In its 13-page ruling last week, the appeals court found that the deed of trust "not only expressly identifies MERS as the nominee for the lender, but also beneficiary, and the holder of legal title to the property."
The court concluded that Delo should have provided notice of the tax lien foreclosure lawsuit to MERS because the registry's interest in the property was acquired before Delo had acquired his interest.
Read the court's full opinion here.
Therefore, the court ruled that the trial court should have rendered judgment in favor of GMAC, U.S. Bank and MERS because their interest in the property was protected by the registry's record interest.
In a statement Wednesday, MERS said the ruling was an important one.

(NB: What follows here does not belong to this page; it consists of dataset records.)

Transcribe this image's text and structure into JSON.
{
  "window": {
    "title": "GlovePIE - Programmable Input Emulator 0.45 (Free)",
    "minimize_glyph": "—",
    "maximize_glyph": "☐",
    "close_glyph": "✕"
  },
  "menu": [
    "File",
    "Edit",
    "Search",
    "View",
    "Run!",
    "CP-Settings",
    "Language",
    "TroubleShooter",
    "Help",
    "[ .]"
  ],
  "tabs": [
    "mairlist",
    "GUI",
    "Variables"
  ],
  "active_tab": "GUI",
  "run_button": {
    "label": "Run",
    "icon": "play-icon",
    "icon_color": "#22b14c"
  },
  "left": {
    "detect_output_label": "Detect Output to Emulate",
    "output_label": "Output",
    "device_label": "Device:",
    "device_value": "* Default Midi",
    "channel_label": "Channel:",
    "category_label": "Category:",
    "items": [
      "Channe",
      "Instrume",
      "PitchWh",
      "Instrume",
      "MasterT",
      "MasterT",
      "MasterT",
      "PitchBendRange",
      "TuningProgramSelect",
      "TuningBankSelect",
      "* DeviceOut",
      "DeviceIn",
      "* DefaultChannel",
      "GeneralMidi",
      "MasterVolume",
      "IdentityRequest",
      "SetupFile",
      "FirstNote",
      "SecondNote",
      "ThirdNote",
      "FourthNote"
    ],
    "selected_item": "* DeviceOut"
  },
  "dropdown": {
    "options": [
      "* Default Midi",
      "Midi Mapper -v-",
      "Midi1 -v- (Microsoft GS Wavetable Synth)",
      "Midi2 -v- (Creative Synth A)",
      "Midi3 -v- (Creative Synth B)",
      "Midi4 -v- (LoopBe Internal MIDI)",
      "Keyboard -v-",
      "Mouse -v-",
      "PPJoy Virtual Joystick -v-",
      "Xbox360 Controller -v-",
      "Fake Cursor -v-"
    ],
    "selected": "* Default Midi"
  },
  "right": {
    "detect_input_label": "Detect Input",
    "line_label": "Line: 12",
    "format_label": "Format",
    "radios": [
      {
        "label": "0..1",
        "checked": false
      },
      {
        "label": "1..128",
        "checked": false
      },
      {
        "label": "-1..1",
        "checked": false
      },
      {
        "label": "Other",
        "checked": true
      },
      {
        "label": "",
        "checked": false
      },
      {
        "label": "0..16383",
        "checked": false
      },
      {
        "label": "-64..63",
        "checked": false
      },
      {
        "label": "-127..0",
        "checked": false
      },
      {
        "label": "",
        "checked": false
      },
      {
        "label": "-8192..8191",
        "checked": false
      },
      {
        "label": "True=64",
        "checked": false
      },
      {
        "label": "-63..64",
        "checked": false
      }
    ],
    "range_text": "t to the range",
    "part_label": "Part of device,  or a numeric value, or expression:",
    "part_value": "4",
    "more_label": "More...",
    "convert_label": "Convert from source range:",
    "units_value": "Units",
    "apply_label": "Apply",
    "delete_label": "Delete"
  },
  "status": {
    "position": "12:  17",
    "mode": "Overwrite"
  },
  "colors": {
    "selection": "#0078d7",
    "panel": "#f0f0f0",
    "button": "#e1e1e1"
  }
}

"It's important to note that MERS, as the designated lender's nominee under the deed of trust, protects the interests of its members who service or own the particular mortgage loan secured by a MERS security instrument," said Jason Lobo, MERSCORP Holdings' director for corporate communications.
"Many times, as was the case here, homeowners default on their property taxes before defaulting on their mortgage loan."
He continued, "Tax lien purchasers and the taxing authorities should be aware of MERS' right to notice as agent for the original lender and its successors and assigns."
MERSCORP and Mortgage Electronic Registration Systems Inc. were formed in 1995 to facilitate the growing mortgage finance market.
The privately-held electronic registry is designed to track servicing rights and ownership of mortgage loans in the United States.